First the final installment of Stephanie Meyer's Twilight book series, Breaking Dawn was released in August. The unleashing of the long-awaited tome was met with midnight release parties, universal fangirl fervor and 1.3 million copies sold in the first 24 hours. Then came HBO's gritty new series True Blood. Shortly after its first episode the series was renewed for a 12-episode second season and it now is set to become HBO's third most-watched series behind only The Sopranos and Sex and the City. In October, a Swedish film based off of a well-regarded novel was released, entitled Let the Right One In. The movie received several rewards and accolades and is now even being talked about as receiving a possible English-language adaptation. Finally, in November the Vampire phenomenon came in full circle when fledging movie studio Summit Entertainment released the film adaptation of Twilight.
For those keeping score, that is four Vampire related media in under a year. So what made 2008 the Year of the Vampire?
The cop-out answer would be to attribute the plethora of Vampires to society's growing cynicism and hopelessness. The Vampire (or Vampyre if that's how you roll) has been a symbol of evil and all the various immoral activities of Western society since Dracula took young Lucy Westenra under his spell in Bram Stoker's seminal 1800s novel. We Westerners just can't seem to get our fill of these complex and macabre villains. They do not just kill or destroy....they consume, they take what they need for themselves and then go on their way into a cursed existence of eternal emptiness. It is no wonder that their undead likenesses often show up in modern literature as indictments of everything from capitalism to conformity ('Salem's Lot, Lost Boys, etc.)
But such analyses are unfair to our new, 2008-model vampires. These vampires are not the villains and they are not the monsters. These vampires are the heroes. Stephanie Meyers blood-suckers are strong, sensual beings who carry many romantic undertones. These vampires (or at least some of them) are able to suppress their animalistic desire for human blood and one even falls in love with a young woman. Physically and emotionally, these vampires bear little resemblance to our historic image of the monsters and even Anne Rice's mid-90s Romantic re-imagining of them. They have a self-conscious about them and are able to overcome their villainous past.
The same can be said for the Vampires of Let the Right One In as far as their Vampire's attitudes. The Vampires of Let the Right One In are just as horrific and violent as their Uncle Dracula. But these Vampires still possess a certain genteelness to them. A young vampiric girl befriends a local boy who is alienated from his peers and is subject to constant bullying. The Vampire and boy develop a close friendship and help each other conquer their various insecurities and shortcomings.
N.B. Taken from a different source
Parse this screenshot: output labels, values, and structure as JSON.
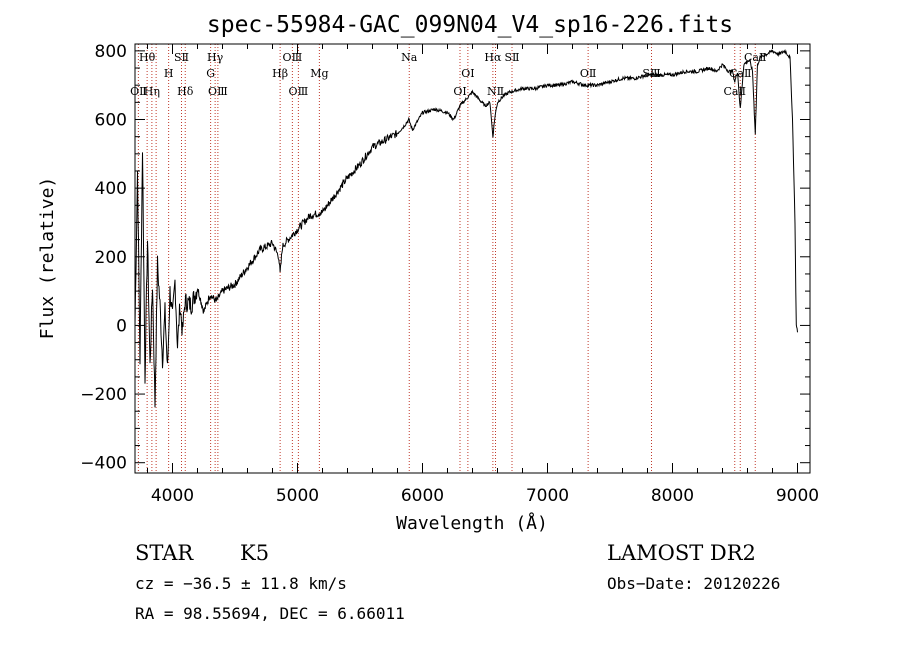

The Vampires of True Blood are citizens just like everyone else. The scientific development of synthetic blood has allowed them to "come out of the coffin" and live in peace with the rest of humanity. Obviously, many political and religious movements have a problem with inviting such dangerous individuals into their communities and are loath to accept the societal change.
So what can be said about all of these Vampires? They don't live in mansions on the top of the hill, descending upon their victims in the dead of night. They live next door and are a part of our communities. These vampires are dangerous but they are accepted...and some are even loved. 2008 isn't just the Year of the Vampire. 2008 is the Year that the Vampire became our buddy.
In truth, this year's obsession with Vampires does not signify Western society's pessimism or fear, but its new perspective on an old threat and its acceptance of danger. The humans close to the Vampires in this years fear understand the danger of their fanged friends but love them anyway. They are willing to put past prejudices of the monsters aside to accept the particular creature for who he/she/it is.
2008 is the year that we took a step forward in putting past prejudices aside and began to look a little closer at that whole "content of character" thing instead of keeping an eye on the proverbial fangs. The United States is now more ethnically diverse than any other time in its history and is soon to be under the rule of a multi-ethnic president. Now that the demographics and ideas of Western society, America in particular, are changing, we all seem a lot more willing to re-visit those old "monsters" to see that maybe we had them misunderstood after all. Maybe America is ready to start seeing itself and the rest of the world in a new light just like they are willing to see Vampires in a new light. Or maybe I over-thinking why we saw so much Vampire-fiction in 2008.
Maybe Vampires are just cool.
2 comments:
The vampire has always been my buddy, Buddy. :]
I actually did one of my public speaking speeches over vampires this year (much to the horror of my classmates), and found many scholarly sources citing exactly what attracts us to our belove'd bloodsuckers.
Everyone wants to be the one to tame the vampire, to calm the tortured soul-- whether we believe it or not, we want the vampires to accept us. That would make us special, after all. We live in a self-centered world. Everyone wants to feel special.
Plus vampires are just cool. *wink*
XoXo
c.
Very interesting.
All this time trying to figure a phenomenon out and I could have just been realizing that I just wanted wanted a hug from a vampire!
I know the it is hard to discern sarcasm over the Internet so just trust that I am not being sarcastic.
Even when I saw Twilight, something that I have no emotional or intellectual stake in and that has characters that I don't particularly care about, I was kind of strangely proud of Bella for being accepted and appreciated by a clan of vampires.